IEEE Trans Pattern Anal Mach Intell. 2023 Mar;45(3):2751-2768. doi: 10.1109/TPAMI.2022.3183143. Epub 2023 Feb 3.
Graph Convolutional Networks (GCNs), as a prominent example of graph neural networks, are receiving extensive attention for their powerful capability in learning node representations on graphs. There are various extensions, either in sampling and/or node feature aggregation, to further improve GCNs' performance, scalability and applicability in various domains. Still, there is room for further improvements on learning efficiency because performing batch gradient descent using the full dataset for every training iteration, as unavoidable for training (vanilla) GCNs, is not a viable option for large graphs. The good potential of random features in speeding up the training phase in large-scale problems motivates us to consider carefully whether GCNs with random weights are feasible. To investigate theoretically and empirically this issue, we propose a novel model termed Graph Convolutional Networks with Random Weights (GCN-RW) by revising the convolutional layer with random filters and simultaneously adjusting the learning objective with regularized least squares loss. Theoretical analyses on the model's approximation upper bound, structure complexity, stability and generalization, are provided with rigorous mathematical proofs. The effectiveness and efficiency of GCN-RW are verified on semi-supervised node classification task with several benchmark datasets. Experimental results demonstrate that, in comparison with some state-of-the-art approaches, GCN-RW can achieve better or matched accuracies with less training time cost.

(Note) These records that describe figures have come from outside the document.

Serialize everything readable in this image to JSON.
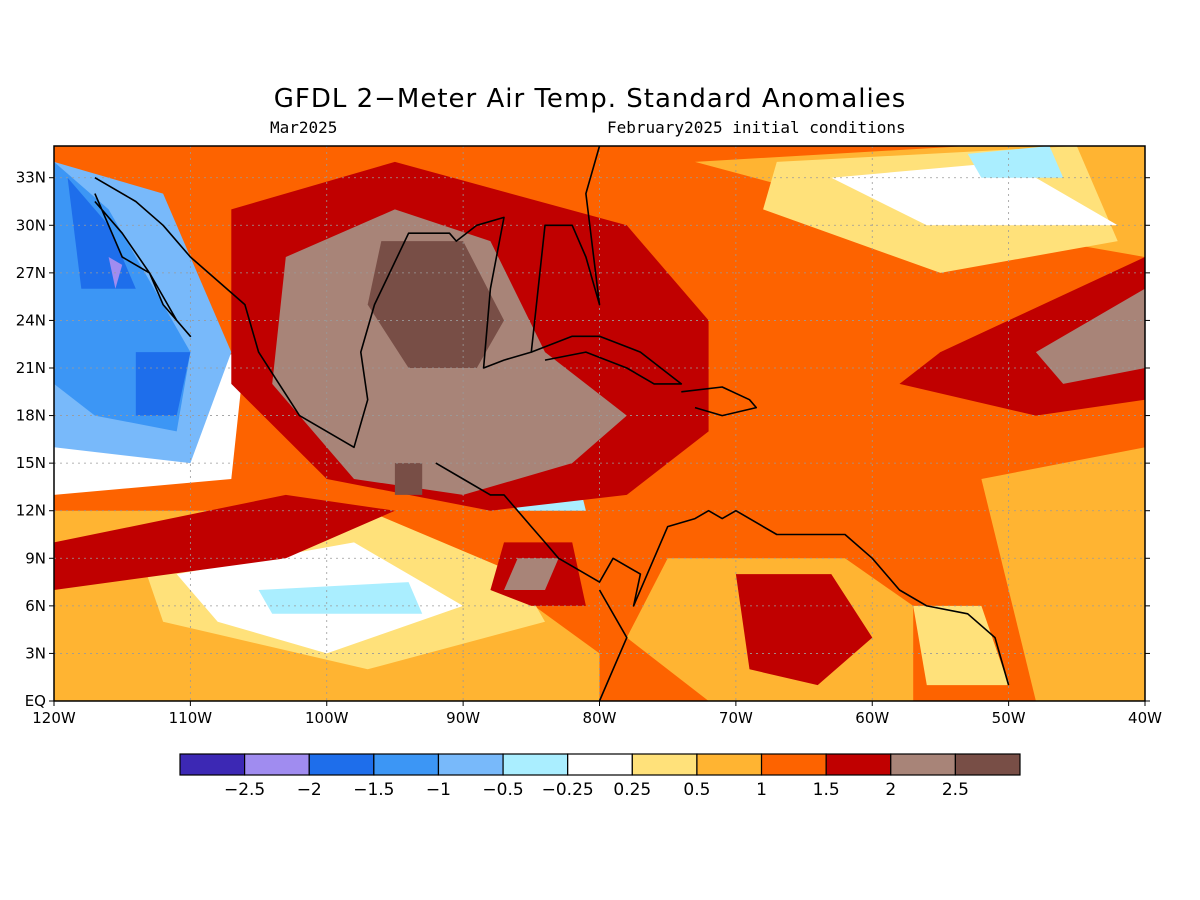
{
  "title": "GFDL 2−Meter Air Temp. Standard Anomalies",
  "subtitle_left": "Mar2025",
  "subtitle_right": "February2025 initial conditions",
  "map": {
    "lon_range": [
      -120,
      -40
    ],
    "lat_range": [
      0,
      35
    ],
    "lat_ticks": [
      {
        "value": 33,
        "label": "33N"
      },
      {
        "value": 30,
        "label": "30N"
      },
      {
        "value": 27,
        "label": "27N"
      },
      {
        "value": 24,
        "label": "24N"
      },
      {
        "value": 21,
        "label": "21N"
      },
      {
        "value": 18,
        "label": "18N"
      },
      {
        "value": 15,
        "label": "15N"
      },
      {
        "value": 12,
        "label": "12N"
      },
      {
        "value": 9,
        "label": "9N"
      },
      {
        "value": 6,
        "label": "6N"
      },
      {
        "value": 3,
        "label": "3N"
      },
      {
        "value": 0,
        "label": "EQ"
      }
    ],
    "lon_ticks": [
      {
        "value": -120,
        "label": "120W"
      },
      {
        "value": -110,
        "label": "110W"
      },
      {
        "value": -100,
        "label": "100W"
      },
      {
        "value": -90,
        "label": "90W"
      },
      {
        "value": -80,
        "label": "80W"
      },
      {
        "value": -70,
        "label": "70W"
      },
      {
        "value": -60,
        "label": "60W"
      },
      {
        "value": -50,
        "label": "50W"
      },
      {
        "value": -40,
        "label": "40W"
      }
    ],
    "base_color": "#fd6300",
    "regions": [
      {
        "level": "0.5-1",
        "color": "#ffb432",
        "lons": [
          -120,
          -100,
          -88,
          -80,
          -80,
          -105,
          -120
        ],
        "lats": [
          12,
          12,
          8,
          3,
          0,
          0,
          0
        ]
      },
      {
        "level": "0.5-1",
        "color": "#ffb432",
        "lons": [
          -75,
          -62,
          -57,
          -57,
          -72,
          -78
        ],
        "lats": [
          9,
          9,
          6,
          0,
          0,
          4
        ]
      },
      {
        "level": "0.5-1",
        "color": "#ffb432",
        "lons": [
          -73,
          -53,
          -40,
          -40,
          -60
        ],
        "lats": [
          34,
          35,
          35,
          28,
          31
        ]
      },
      {
        "level": "0.5-1",
        "color": "#ffb432",
        "lons": [
          -52,
          -40,
          -40,
          -48
        ],
        "lats": [
          14,
          16,
          0,
          0
        ]
      },
      {
        "level": "0.25-0.5",
        "color": "#ffe17a",
        "lons": [
          -114,
          -97,
          -86,
          -84,
          -97,
          -112
        ],
        "lats": [
          10,
          12,
          8,
          5,
          2,
          5
        ]
      },
      {
        "level": "0.25-0.5",
        "color": "#ffe17a",
        "lons": [
          -67,
          -45,
          -42,
          -55,
          -68
        ],
        "lats": [
          34,
          35,
          29,
          27,
          31
        ]
      },
      {
        "level": "0.25-0.5",
        "color": "#ffe17a",
        "lons": [
          -57,
          -52,
          -50,
          -56
        ],
        "lats": [
          6,
          6,
          1,
          1
        ]
      },
      {
        "level": "-0.25-0.25",
        "color": "#ffffff",
        "lons": [
          -111,
          -98,
          -90,
          -100,
          -108
        ],
        "lats": [
          8,
          10,
          6,
          3,
          5
        ]
      },
      {
        "level": "-0.25-0.25",
        "color": "#ffffff",
        "lons": [
          -63,
          -50,
          -42,
          -56
        ],
        "lats": [
          33,
          34,
          30,
          30
        ]
      },
      {
        "level": "-0.25-0.25",
        "color": "#ffffff",
        "lons": [
          -120,
          -106,
          -107,
          -120
        ],
        "lats": [
          20,
          22,
          14,
          13
        ]
      },
      {
        "level": "-0.5-0.25",
        "color": "#aaeeff",
        "lons": [
          -105,
          -94,
          -93,
          -104
        ],
        "lats": [
          7,
          7.5,
          5.5,
          5.5
        ]
      },
      {
        "level": "-0.5-0.25",
        "color": "#aaeeff",
        "lons": [
          -53,
          -47,
          -46,
          -52
        ],
        "lats": [
          34.5,
          35,
          33,
          33
        ]
      },
      {
        "level": "-0.5-0.25",
        "color": "#aaeeff",
        "lons": [
          -87,
          -82,
          -81,
          -86
        ],
        "lats": [
          14.5,
          15.5,
          12,
          12
        ]
      },
      {
        "level": "-1--0.5",
        "color": "#78b9fa",
        "lons": [
          -120,
          -112,
          -107,
          -110,
          -120
        ],
        "lats": [
          34,
          32,
          22,
          15,
          16
        ]
      },
      {
        "level": "-1.5--1",
        "color": "#3c96f5",
        "lons": [
          -120,
          -116,
          -110,
          -111,
          -117,
          -120
        ],
        "lats": [
          34,
          31,
          22,
          17,
          18,
          20
        ]
      },
      {
        "level": "-2--1.5",
        "color": "#1e6eeb",
        "lons": [
          -119,
          -116,
          -114,
          -118
        ],
        "lats": [
          33,
          30,
          26,
          26
        ]
      },
      {
        "level": "-2--1.5",
        "color": "#1e6eeb",
        "lons": [
          -114,
          -110,
          -111,
          -114
        ],
        "lats": [
          22,
          22,
          18,
          18
        ]
      },
      {
        "level": "-2.5--2",
        "color": "#a08cf0",
        "lons": [
          -116,
          -115,
          -115.5
        ],
        "lats": [
          28,
          27.5,
          26
        ]
      },
      {
        "level": "1.5-2",
        "color": "#c00000",
        "lons": [
          -107,
          -95,
          -78,
          -72,
          -72,
          -78,
          -88,
          -100,
          -107
        ],
        "lats": [
          31,
          34,
          30,
          24,
          17,
          13,
          12,
          14,
          20
        ]
      },
      {
        "level": "1.5-2",
        "color": "#c00000",
        "lons": [
          -120,
          -103,
          -95,
          -103,
          -120
        ],
        "lats": [
          10,
          13,
          12,
          9,
          7
        ]
      },
      {
        "level": "1.5-2",
        "color": "#c00000",
        "lons": [
          -55,
          -40,
          -40,
          -48,
          -58
        ],
        "lats": [
          22,
          28,
          19,
          18,
          20
        ]
      },
      {
        "level": "1.5-2",
        "color": "#c00000",
        "lons": [
          -87,
          -82,
          -81,
          -85,
          -88
        ],
        "lats": [
          10,
          10,
          6,
          6,
          7
        ]
      },
      {
        "level": "1.5-2",
        "color": "#c00000",
        "lons": [
          -70,
          -63,
          -60,
          -64,
          -69
        ],
        "lats": [
          8,
          8,
          4,
          1,
          2
        ]
      },
      {
        "level": "2-2.5",
        "color": "#a88478",
        "lons": [
          -103,
          -95,
          -88,
          -84,
          -78,
          -82,
          -90,
          -98,
          -104
        ],
        "lats": [
          28,
          31,
          29,
          22,
          18,
          15,
          13,
          14,
          20
        ]
      },
      {
        "level": "2-2.5",
        "color": "#a88478",
        "lons": [
          -48,
          -40,
          -40,
          -46
        ],
        "lats": [
          22,
          26,
          21,
          20
        ]
      },
      {
        "level": "2-2.5",
        "color": "#a88478",
        "lons": [
          -86,
          -83,
          -84,
          -87
        ],
        "lats": [
          9,
          9,
          7,
          7
        ]
      },
      {
        "level": "2.5+",
        "color": "#784e46",
        "lons": [
          -96,
          -90,
          -87,
          -89,
          -94,
          -97
        ],
        "lats": [
          29,
          29,
          24,
          21,
          21,
          25
        ]
      },
      {
        "level": "2.5+",
        "color": "#784e46",
        "lons": [
          -95,
          -93,
          -93,
          -95
        ],
        "lats": [
          15,
          15,
          13,
          13
        ]
      }
    ],
    "coastlines": [
      {
        "name": "north-america-gulf-coast",
        "lons": [
          -117,
          -114,
          -112,
          -110,
          -106,
          -105,
          -102,
          -98,
          -97,
          -97.5,
          -96.5,
          -94,
          -91,
          -90.5,
          -89,
          -87,
          -88,
          -88.5,
          -87,
          -85,
          -84,
          -82,
          -81,
          -80,
          -81,
          -80
        ],
        "lats": [
          33,
          31.5,
          30,
          28,
          25,
          22,
          18,
          16,
          19,
          22,
          25,
          29.5,
          29.5,
          29,
          30,
          30.5,
          26,
          21,
          21.5,
          22,
          30,
          30,
          28,
          25,
          32,
          35
        ]
      },
      {
        "name": "baja-california",
        "lons": [
          -117,
          -116,
          -115,
          -113,
          -111,
          -110,
          -112,
          -113,
          -115,
          -117
        ],
        "lats": [
          32,
          30,
          28,
          27,
          24,
          23,
          25,
          27,
          29.5,
          31.5
        ]
      },
      {
        "name": "central-america",
        "lons": [
          -92,
          -90,
          -88,
          -87,
          -85,
          -84,
          -83,
          -82,
          -80,
          -79,
          -77,
          -77.5,
          -75,
          -73,
          -72,
          -71,
          -70,
          -67,
          -65,
          -62,
          -60,
          -58,
          -56,
          -53,
          -51,
          -50
        ],
        "lats": [
          15,
          14,
          13,
          13,
          11,
          10,
          9,
          8.5,
          7.5,
          9,
          8,
          6,
          11,
          11.5,
          12,
          11.5,
          12,
          10.5,
          10.5,
          10.5,
          9,
          7,
          6,
          5.5,
          4,
          1
        ]
      },
      {
        "name": "cuba",
        "lons": [
          -85,
          -82,
          -80,
          -77,
          -74,
          -76,
          -78,
          -81,
          -84
        ],
        "lats": [
          22,
          23,
          23,
          22,
          20,
          20,
          21,
          22,
          21.5
        ]
      },
      {
        "name": "hispaniola",
        "lons": [
          -74,
          -71,
          -69,
          -68.5,
          -71,
          -73
        ],
        "lats": [
          19.5,
          19.8,
          19,
          18.5,
          18,
          18.5
        ]
      },
      {
        "name": "south-america-pacific",
        "lons": [
          -80,
          -79,
          -78,
          -80
        ],
        "lats": [
          0,
          2,
          4,
          7
        ]
      }
    ]
  },
  "colorbar": {
    "colors": [
      "#3c28b4",
      "#a08cf0",
      "#1e6eeb",
      "#3c96f5",
      "#78b9fa",
      "#aaeeff",
      "#ffffff",
      "#ffe17a",
      "#ffb432",
      "#fd6300",
      "#c00000",
      "#a88478",
      "#784e46"
    ],
    "labels": [
      "−2.5",
      "−2",
      "−1.5",
      "−1",
      "−0.5",
      "−0.25",
      "0.25",
      "0.5",
      "1",
      "1.5",
      "2",
      "2.5"
    ]
  }
}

图卷积网络(GCNs)作为图神经网络的一个重要范例,因其在图上学习节点表示的强大能力而受到广泛关注。为了进一步提高 GCNs 在各个领域的性能、可扩展性和适用性,出现了各种扩展,无论是在采样和/或节点特征聚合方面。但是,学习效率还有进一步提高的空间,因为对于训练(原始)GCNs 来说,使用全数据集进行每轮训练迭代的批量梯度下降是不可行的,对于大图来说更是如此。随机特征在加速大规模问题训练阶段的巨大潜力促使我们仔细考虑是否可以使用具有随机权重的 GCNs。为了从理论和经验上研究这个问题,我们提出了一种名为具有随机权重的图卷积网络(GCN-RW)的新模型,通过使用随机滤波器修正卷积层,并同时使用正则化最小二乘损失来调整学习目标。我们提供了模型的逼近上界、结构复杂度、稳定性和泛化性的理论分析,并进行了严格的数学证明。我们在几个基准数据集上的半监督节点分类任务中验证了 GCN-RW 的有效性和效率。实验结果表明,与一些最先进的方法相比,GCN-RW 可以在更少的训练时间成本下实现更好或相当的准确性。